Partie D – Inspection des ponts

3.1 – Portée

Le PGSP de la compagnie de chemin de fer devrait assurer l'efficacité du programme d'inspection des ponts. La compagnie de chemin de fer devrait clairement définir et documenter les différents types d'inspections à entreprendre sur ses ponts, y compris la fréquence, dans son PGSP.
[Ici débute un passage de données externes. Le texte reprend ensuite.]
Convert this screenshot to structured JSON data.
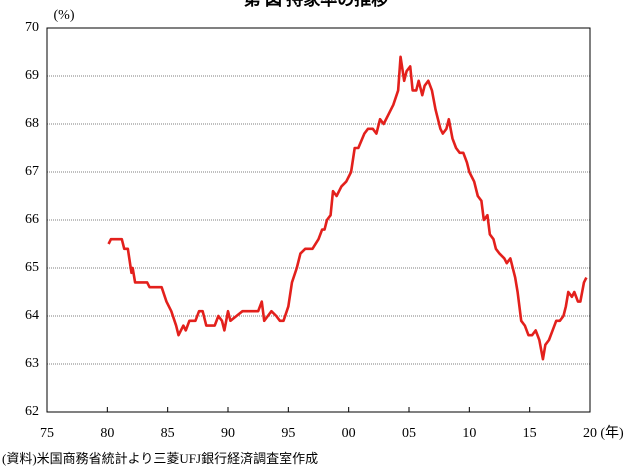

Analyse de la section 3.1 – Portée

Un pont comportant des dommages ou une détérioration qui n'ont pas été détectés ou signalés peut gravement compromettre la sécurité ferroviaire. L'inspection et l'évaluation du pont constituent un processus à plusieurs niveaux, contrairement à de nombreux autres types d'inspection ferroviaire. L'évaluation d'un pont nécessite l'application des principes d'ingénierie par un ingénieur professionnel ou une personne compétence sous la direction d'un ingénieur professionnel, qui n'est généralement pas présent pendant l'inspection. Il est donc nécessaire qu'un rapport d'inspection fasse état de toute condition sur le pont qui pourrait mener à une réduction de la capacité, du lancement des travaux de réparation ou de la réalisation d'une inspection plus détaillée pour caractériser davantage la condition.

3.2 – Répertoire

La compagnie de chemin de fer devrait tenir un répertoire de tous les ponts situés sur son emprise et dresser une liste complète de tous les passages supérieurs de tiers sur son emprise.

3.2.1 – Ponts

Ce répertoire devrait comprendre à tout le moins les renseignements suivants :

  1. l'emplacement (p. ex., subdivision et point milliaire);
  2. les coordonnées géoréférencées (p. ex., longitude, latitude);
  3. l'obstacle que le pont permet de franchir (p. ex., plan d'eau, route, etc.);
  4. la hauteur maximale;
  5. la longueur totale;
  6. la cote du pont, qui peut être exprimée en fonction de la capacité de chaque pont ou de la capacité de la ligne selon la cote directrice du pont sur le tronçon de ligne;
  7. la date d'achèvement de l'évaluation du pont;
  8. l'entité, autre que la compagnie de chemin de fer, responsable de l'inspection et de l'entretien du pont;
  9. les renseignements suivants au sujet de chaque travée d'un pont :
    1. le type de superstructure,
    2. le type d'infrastructure,
    3. la longueur de la travée,
    4. l'année de construction,
    5. le type de tablier;
  10. les infrastructures du pont propices à l'érosion ou à une migration latérale des cours d'eau.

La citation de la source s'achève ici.